Interview mit Marburger Extremschwimmerin Nathalie Pohl: "Es ist lebensgefährlich, was wir da machen"
Nathalie Pohl hat als erste Deutsche alle sieben der weltweit gefährlichsten Meerengen durchschwommen. Im Interview erklärt die Marburgerin, was ihr besonders Schwierigkeiten bereitet hat und wie sie überhaupt auf die Idee kam.
Nathalie Pohl aus Marburg ist die erste Deutsche, die alle Stationen der Ocean's Seven absolviert hat. Das sind Langstrecken für Freischwimmer rund um die Welt. Vor einer Woche durchschwamm sie in gut elf Stunden den Nordkanal zwischen Irland und Schottland - nur im Badeanzug, bei etwa 14 Grad.
Das Gespräch führte Matthias Decher
Ende der weiteren Informationenhessenschau.de: Wie geht’s Ihnen jetzt nach dieser Kraftanstrengung?
Nathalie Pohl: Heute geht’s mir viel besser, aber leider hat es mich direkt danach erwischt, ich lag erstmal krank im Bett. Aber das ist irgendwie auch normal, wenn die Anspannung abfällt. Man tut die Wochen und Monate so viel dafür, nicht krank zu werden, ist mit Masken unterwegs, trifft kaum Menschen. Irgendwann braucht der Körper dann einfach eine Pause.

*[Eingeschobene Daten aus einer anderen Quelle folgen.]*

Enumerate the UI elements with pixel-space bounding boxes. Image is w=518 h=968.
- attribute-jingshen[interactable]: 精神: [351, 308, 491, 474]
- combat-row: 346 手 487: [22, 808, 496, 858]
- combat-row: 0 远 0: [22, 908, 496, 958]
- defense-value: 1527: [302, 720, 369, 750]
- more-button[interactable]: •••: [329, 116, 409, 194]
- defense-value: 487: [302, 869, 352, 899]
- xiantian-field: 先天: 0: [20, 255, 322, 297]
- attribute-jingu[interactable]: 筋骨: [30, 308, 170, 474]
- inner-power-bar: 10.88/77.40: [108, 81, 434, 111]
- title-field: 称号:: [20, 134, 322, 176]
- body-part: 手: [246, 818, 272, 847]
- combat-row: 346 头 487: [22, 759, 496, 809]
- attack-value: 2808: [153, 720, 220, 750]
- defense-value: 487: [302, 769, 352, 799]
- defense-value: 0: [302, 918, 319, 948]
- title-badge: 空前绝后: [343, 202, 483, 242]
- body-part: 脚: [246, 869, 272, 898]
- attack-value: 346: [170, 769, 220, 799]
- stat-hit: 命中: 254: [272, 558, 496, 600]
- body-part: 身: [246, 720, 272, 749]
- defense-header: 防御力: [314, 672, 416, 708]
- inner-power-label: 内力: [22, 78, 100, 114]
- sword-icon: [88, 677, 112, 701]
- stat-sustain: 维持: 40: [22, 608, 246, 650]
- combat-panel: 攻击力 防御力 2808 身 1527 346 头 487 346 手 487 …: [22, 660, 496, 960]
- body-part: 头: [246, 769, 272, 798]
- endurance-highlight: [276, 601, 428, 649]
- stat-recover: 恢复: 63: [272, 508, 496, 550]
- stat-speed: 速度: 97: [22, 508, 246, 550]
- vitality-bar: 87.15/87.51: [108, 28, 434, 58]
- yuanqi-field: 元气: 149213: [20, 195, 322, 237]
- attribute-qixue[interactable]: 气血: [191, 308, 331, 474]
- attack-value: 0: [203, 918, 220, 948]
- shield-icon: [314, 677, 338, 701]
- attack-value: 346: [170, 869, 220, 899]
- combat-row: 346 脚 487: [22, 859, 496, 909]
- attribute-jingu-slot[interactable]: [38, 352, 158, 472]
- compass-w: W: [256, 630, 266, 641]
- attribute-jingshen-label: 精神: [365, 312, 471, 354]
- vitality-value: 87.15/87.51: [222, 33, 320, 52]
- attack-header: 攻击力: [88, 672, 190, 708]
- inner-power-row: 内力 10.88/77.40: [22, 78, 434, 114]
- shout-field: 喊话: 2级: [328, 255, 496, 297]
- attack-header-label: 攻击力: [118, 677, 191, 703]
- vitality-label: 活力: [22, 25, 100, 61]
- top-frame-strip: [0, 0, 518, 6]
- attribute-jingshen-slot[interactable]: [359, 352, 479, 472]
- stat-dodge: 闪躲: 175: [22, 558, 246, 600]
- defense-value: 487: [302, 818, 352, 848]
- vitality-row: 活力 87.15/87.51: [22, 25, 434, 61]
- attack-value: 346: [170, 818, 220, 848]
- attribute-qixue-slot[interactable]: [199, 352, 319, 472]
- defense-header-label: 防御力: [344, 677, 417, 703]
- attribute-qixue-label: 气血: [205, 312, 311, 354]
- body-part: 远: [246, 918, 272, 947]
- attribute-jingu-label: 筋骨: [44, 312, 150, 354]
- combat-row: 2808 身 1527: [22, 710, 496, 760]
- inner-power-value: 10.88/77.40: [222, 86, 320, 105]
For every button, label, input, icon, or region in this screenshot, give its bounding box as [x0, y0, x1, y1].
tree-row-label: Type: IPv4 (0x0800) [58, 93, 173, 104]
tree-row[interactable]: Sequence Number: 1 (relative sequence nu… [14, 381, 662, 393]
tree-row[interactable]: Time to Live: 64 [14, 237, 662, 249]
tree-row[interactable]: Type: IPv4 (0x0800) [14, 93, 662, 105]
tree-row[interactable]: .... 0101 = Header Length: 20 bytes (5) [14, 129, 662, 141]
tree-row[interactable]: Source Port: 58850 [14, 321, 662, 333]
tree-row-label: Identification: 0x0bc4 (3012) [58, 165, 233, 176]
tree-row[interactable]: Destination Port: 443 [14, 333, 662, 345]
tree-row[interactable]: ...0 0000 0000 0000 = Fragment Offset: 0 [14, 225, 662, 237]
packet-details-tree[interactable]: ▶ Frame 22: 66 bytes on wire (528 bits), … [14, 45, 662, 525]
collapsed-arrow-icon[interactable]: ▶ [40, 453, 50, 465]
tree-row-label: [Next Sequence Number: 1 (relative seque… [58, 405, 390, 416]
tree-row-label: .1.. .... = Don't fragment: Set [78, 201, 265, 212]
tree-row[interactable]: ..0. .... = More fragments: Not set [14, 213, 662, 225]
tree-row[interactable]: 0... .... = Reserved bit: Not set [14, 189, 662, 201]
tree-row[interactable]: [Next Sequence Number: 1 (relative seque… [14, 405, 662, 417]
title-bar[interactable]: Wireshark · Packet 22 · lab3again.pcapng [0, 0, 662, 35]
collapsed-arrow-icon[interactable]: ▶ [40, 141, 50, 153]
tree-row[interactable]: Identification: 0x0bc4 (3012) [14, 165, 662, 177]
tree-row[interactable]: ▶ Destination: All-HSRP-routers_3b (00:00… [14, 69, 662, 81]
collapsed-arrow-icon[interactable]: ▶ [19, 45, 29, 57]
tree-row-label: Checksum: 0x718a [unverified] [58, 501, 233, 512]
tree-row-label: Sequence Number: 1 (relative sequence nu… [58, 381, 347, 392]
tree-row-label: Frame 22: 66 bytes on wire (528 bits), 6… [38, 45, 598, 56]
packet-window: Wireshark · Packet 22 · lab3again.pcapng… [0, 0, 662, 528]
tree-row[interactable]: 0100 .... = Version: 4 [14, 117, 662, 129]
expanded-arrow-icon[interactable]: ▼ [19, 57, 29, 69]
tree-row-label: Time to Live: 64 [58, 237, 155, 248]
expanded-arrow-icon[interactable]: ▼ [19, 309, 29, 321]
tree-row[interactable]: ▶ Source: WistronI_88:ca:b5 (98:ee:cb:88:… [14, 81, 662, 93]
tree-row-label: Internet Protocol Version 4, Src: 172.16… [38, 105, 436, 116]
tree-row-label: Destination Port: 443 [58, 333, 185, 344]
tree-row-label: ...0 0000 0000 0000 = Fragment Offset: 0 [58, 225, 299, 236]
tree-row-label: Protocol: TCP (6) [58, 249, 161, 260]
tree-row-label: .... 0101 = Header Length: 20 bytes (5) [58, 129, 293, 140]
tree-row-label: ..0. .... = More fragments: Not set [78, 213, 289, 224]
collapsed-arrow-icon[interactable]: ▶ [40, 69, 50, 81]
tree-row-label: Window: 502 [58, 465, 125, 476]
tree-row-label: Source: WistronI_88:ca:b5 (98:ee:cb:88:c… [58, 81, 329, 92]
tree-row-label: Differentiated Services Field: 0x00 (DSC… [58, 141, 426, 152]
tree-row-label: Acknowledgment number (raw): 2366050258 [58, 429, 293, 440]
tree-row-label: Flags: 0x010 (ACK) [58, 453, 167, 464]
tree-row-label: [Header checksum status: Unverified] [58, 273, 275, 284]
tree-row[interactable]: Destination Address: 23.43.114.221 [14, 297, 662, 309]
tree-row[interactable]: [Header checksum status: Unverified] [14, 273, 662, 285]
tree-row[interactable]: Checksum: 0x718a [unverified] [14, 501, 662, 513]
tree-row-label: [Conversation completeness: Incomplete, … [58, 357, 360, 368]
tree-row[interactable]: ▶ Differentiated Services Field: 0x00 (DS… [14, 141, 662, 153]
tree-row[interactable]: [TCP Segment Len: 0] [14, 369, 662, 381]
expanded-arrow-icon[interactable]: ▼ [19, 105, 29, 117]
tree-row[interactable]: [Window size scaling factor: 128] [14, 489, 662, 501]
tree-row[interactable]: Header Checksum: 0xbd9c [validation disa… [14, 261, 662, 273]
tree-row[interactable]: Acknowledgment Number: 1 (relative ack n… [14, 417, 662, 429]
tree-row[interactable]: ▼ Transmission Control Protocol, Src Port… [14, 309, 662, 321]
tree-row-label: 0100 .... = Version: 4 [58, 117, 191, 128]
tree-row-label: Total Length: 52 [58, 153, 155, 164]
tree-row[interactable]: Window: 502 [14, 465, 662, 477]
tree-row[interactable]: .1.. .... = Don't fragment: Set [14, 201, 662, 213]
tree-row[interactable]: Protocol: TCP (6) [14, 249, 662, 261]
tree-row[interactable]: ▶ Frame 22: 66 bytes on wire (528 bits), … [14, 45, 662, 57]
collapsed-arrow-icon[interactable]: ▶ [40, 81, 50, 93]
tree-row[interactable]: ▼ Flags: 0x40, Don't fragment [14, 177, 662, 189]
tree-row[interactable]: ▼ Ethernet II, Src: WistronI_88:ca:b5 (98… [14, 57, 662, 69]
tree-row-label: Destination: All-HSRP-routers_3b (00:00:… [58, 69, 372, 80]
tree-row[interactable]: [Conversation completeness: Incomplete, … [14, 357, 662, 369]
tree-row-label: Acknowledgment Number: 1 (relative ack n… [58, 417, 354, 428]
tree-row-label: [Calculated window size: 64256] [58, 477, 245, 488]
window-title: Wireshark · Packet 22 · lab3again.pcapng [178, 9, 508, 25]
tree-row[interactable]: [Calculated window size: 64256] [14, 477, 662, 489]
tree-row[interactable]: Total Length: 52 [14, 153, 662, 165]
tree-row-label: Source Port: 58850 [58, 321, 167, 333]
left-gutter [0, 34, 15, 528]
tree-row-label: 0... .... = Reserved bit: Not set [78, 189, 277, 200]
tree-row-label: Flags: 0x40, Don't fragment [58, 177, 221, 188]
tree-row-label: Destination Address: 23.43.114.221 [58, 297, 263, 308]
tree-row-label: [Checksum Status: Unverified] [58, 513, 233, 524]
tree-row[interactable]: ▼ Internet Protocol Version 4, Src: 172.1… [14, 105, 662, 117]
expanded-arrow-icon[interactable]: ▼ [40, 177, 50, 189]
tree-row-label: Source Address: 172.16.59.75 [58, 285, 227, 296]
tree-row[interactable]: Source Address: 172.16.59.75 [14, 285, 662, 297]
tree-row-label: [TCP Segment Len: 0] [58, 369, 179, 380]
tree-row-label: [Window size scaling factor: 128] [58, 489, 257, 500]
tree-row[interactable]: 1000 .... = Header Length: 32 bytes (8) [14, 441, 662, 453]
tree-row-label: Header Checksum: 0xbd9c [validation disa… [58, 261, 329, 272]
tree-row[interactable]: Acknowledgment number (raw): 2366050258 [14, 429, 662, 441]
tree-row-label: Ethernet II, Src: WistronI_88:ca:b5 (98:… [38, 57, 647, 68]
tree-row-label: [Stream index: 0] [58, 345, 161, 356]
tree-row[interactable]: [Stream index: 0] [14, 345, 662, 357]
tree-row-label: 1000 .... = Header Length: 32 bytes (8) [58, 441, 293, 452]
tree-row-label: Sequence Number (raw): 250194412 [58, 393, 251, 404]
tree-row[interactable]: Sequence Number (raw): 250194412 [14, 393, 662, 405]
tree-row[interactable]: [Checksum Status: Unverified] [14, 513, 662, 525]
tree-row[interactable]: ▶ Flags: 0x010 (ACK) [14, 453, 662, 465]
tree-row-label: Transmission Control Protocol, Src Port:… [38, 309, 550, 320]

hessenschau.de: Zumal die Umstände ausgesprochen anspruchsvoll waren. Quallen, heftige Strömungen, eiskaltes Wasser – und das alles nur in einem Badeanzug. Warum eigentlich?
Pohl: Wir dürfen nur einen Badeanzug tragen, weil der erste Mensch, der durch den Ärmelkanal geschwommen ist, auch nicht mehr anhatte. Dazu kommen noch eine Badekappe und eine Schwimmbrille.
hessenschau.de: Das klingt frostig …
Pohl: Was mich am meisten herausgefordert hat, war tatsächlich die Kälte. Es waren im Durchschnitt nur 14 Grad. Jeder der daheim mal das Wasser in der Dusche auf ganz kalt dreht, der ahnt, was das für ein Gefühl ist. Ich hatte danach eine Körper-Kerntemperatur von knapp über 30 Grad. Das ist auf jeden Fall lebensgefährlich, was wir da machen.
hessenschau.de: Aber Ihnen scheint das ja Spaß zu machen. Was sind denn die schönen Erlebnisse?
Pohl: Eines der schönsten Erlebnisse war einst in Hawaii. Da bin ich kurz vor Sonnenuntergang gestartet und die Nacht durchgeschwommen. Als dann die Sonne aufgegangen ist - das sind Momente, die ich nie vergesse. Oder in Neuseeland: Da sind zwei Stunden Delfine mit mir geschwommen. Sie haben sogar angehalten, als ich ein Getränk zu mir genommen habe und sind anschließend mit mir weitergeschwommen.
hessenschau.de: Sie haben in Marburg mit dem Schwimmen begonnen. Wie hat sich Ihre Leidenschaft entwickelt?
Pohl: Alles hat im Urlaub angefangen. Ich war gar nicht mehr aus dem Meer zu kriegen. Ich hatte früh eine Leidenschaft für das Wasser und bin schnell besser geworden. Meine komplette Kindheit bin ich im Becken leistungsmäßig geschwommen. Dann kam irgendwann der Punkt, als ich ein bisschen den Spaß verloren habe. Ich wollte nicht mehr jedes Wochenende in einer Schwimmhalle rumhängen.
hessenschau.de: Also sind Sie ins Freiwasser gewechselt?
Pohl: Ich habe zum richtigen Zeitpunkt ein Buch von meinen Eltern geschenkt bekommen, in dem eine Amerikanerin beschreibt, wie sie den Ärmelkanal durchquert. Das hat etwas in mir ausgelöst, so hat die Reise angefangen. Damals war auch der Ärmelkanal das große Ziel für. Und nun, acht Jahre später, habe ich die Ocean‘s Seven geschafft.